The Bush administration this weekend will press Japanese officials to resume buying American beef, four months after a lone case of mad cow disease all but halted overseas sales.
The U.S. beef industry was initially hit hard by the mad cow discovery, but prices have largely rebounded and exports have partially resumed to two of the country’s top four trade partners.
“For all intents and purposes, we have this thing resolved within North America. Now we are hopeful that things will go well in Tokyo,” said Gregg Doud, chief economist for the National Cattlemen’s Beef Association, an industry group representing ranchers.
U.S. Agriculture Secretary Ann M. Veneman on Dec. 23 disclosed the country’s first case of mad cow disease, a fatal brain-wasting disorder formally known as bovine spongiform encephalopathy, or BSE. The discovery cost the cattle industry about $3.8 billion last year as foreign markets banned U.S. beef, and triggered a broad investigation to eliminate the source of the disease and prevent infected animal tissue from entering the food chain.
USDA reassurances have been effective with consumers, whose demand for beef remains strong. And Mexico and Canada, No. 2 and No. 4 markets for U.S. beef, respectively, this year resumed trade of some cuts of meat, though live cattle trade is still shut down. All together, about one-third of U.S. export markets have been reopened, said Ed Lloyd, a USDA spokesman.
That leaves Japan, the top market for U.S. beef last year with about $1.2 billion in exports, and South Korea, the No. 3 market, as the next major targets for a government and industry anxious to get back to normal. Together, the top four countries accounted for more than 90 percent of U.S. beef exports last year.
J.B. Penn, undersecretary for farm and foreign agricultural services, this weekend is set to meet with Yoshiyuki Kamei, Japan’s agriculture minister, to press for an eventual resumption of beef trade. Mr. Penn last week said he is optimistic “that we have some opportunity to make some progress.”
But Japan has insisted that U.S. slaughterhouses test all cattle entering the human food chain for mad cow disease, a measure in place in Japan but rejected by the American government and most industry officials as unnecessary and unscientific.
The United States tested 20,543 animals during the 2004 fiscal year. Under an enhanced one-year program announced last month, USDA will test 268,000 head of cattle. Almost 8 million cattle were commercially slaughtered in the first three months of this year.
Japan’s vice agriculture minister, Mamoru Ishihara, yesterday said his government still wanted the United States to introduce 100 percent testing, Reuters reported.
One possible compromise would be creation of a working group to mediate a solution.
Mr.

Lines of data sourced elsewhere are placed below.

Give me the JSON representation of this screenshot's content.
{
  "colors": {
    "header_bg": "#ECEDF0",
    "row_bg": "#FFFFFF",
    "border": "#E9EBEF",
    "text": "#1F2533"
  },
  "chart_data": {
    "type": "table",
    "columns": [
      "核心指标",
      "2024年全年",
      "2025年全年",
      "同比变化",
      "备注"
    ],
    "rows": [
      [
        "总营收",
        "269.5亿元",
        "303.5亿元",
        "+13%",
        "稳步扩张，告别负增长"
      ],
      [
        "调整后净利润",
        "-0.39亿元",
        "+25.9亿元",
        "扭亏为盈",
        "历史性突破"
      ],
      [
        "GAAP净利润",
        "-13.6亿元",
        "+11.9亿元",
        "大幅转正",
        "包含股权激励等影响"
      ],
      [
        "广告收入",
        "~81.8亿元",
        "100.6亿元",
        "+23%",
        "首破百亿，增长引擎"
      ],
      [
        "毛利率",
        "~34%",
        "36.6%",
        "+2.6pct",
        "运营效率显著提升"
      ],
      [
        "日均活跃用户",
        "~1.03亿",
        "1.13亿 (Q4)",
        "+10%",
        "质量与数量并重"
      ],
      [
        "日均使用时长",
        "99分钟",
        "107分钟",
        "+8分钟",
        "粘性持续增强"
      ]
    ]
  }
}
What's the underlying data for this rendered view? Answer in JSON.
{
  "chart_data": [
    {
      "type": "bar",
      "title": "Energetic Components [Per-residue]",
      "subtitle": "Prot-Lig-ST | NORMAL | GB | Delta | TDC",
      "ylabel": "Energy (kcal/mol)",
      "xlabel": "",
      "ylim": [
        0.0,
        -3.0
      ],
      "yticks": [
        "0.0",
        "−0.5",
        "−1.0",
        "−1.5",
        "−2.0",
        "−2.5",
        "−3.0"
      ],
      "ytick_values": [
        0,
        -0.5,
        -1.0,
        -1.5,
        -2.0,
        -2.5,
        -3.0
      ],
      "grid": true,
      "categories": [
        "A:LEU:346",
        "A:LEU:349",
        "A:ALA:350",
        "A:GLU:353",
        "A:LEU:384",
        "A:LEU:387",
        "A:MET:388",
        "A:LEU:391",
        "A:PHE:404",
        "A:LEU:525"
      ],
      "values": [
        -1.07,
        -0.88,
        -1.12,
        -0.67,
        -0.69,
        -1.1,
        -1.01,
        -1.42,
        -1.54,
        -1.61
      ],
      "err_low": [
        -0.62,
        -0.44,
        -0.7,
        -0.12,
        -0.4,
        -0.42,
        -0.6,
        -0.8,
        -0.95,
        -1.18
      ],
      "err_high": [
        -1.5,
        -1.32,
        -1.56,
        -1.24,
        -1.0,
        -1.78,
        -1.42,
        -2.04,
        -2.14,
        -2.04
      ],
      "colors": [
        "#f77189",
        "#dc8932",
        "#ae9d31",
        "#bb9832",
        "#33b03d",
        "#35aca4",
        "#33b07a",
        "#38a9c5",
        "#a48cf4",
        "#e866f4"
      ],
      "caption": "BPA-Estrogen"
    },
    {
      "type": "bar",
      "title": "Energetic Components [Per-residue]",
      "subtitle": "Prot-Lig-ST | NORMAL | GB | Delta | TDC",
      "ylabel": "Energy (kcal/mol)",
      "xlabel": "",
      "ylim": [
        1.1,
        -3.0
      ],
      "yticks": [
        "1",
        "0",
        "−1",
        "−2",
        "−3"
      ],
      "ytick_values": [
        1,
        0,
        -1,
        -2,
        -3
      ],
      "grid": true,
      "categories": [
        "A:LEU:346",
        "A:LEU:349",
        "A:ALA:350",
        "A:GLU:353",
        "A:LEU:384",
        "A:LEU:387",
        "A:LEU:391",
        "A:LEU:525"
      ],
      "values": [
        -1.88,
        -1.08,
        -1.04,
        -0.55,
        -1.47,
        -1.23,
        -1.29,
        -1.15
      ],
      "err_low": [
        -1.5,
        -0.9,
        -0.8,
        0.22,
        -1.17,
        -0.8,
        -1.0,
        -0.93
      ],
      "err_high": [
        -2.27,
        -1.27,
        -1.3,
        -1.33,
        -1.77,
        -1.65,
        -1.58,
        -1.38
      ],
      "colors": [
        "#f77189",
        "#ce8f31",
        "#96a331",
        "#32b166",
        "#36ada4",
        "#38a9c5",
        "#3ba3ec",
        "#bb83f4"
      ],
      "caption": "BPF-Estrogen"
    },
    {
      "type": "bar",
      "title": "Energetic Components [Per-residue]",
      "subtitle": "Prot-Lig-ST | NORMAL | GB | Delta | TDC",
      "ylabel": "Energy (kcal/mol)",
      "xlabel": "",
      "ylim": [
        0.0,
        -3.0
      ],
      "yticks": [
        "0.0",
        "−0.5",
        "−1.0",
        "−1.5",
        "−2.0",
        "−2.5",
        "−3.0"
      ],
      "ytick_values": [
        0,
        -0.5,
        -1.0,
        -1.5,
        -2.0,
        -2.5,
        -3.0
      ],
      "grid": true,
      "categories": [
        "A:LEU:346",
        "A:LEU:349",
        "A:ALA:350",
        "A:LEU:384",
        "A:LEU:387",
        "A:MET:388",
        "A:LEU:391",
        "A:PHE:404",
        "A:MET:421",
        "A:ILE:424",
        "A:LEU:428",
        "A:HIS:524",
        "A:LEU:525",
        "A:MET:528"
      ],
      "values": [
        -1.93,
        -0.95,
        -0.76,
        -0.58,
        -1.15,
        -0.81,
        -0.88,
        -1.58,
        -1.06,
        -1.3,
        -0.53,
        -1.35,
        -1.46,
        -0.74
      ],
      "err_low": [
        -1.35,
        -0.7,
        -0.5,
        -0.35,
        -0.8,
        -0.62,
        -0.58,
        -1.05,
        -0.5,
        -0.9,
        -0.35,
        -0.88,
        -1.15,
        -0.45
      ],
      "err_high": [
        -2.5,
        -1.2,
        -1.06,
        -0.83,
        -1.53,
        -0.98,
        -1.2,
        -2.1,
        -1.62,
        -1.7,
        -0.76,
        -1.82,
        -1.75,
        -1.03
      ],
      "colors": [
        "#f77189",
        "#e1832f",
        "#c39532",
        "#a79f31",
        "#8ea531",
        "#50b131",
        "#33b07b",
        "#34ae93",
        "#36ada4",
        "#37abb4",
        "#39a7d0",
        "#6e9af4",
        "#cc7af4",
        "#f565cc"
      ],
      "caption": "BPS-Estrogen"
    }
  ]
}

Lloyd said the two sides would look for a “science-based solution” for the impasse, including a possible turn to the World Organization for Animal Health, an international body that collects and analyzes scientific information on animal disease control. American beef producers are especially hopeful that some resolution is possible. While prices have held steady, industry groups estimate they have lost millions in revenue because valuable exports are worth much less on the U.S. market.
Beef tongue, for example, fetches about 49 cents a pound in the United States, where it is generally ground into pet food, but is worth roughly $22 per pound on international markets, the U.S. Meat Export Federation estimates. The extra generated value is about $328 million a year.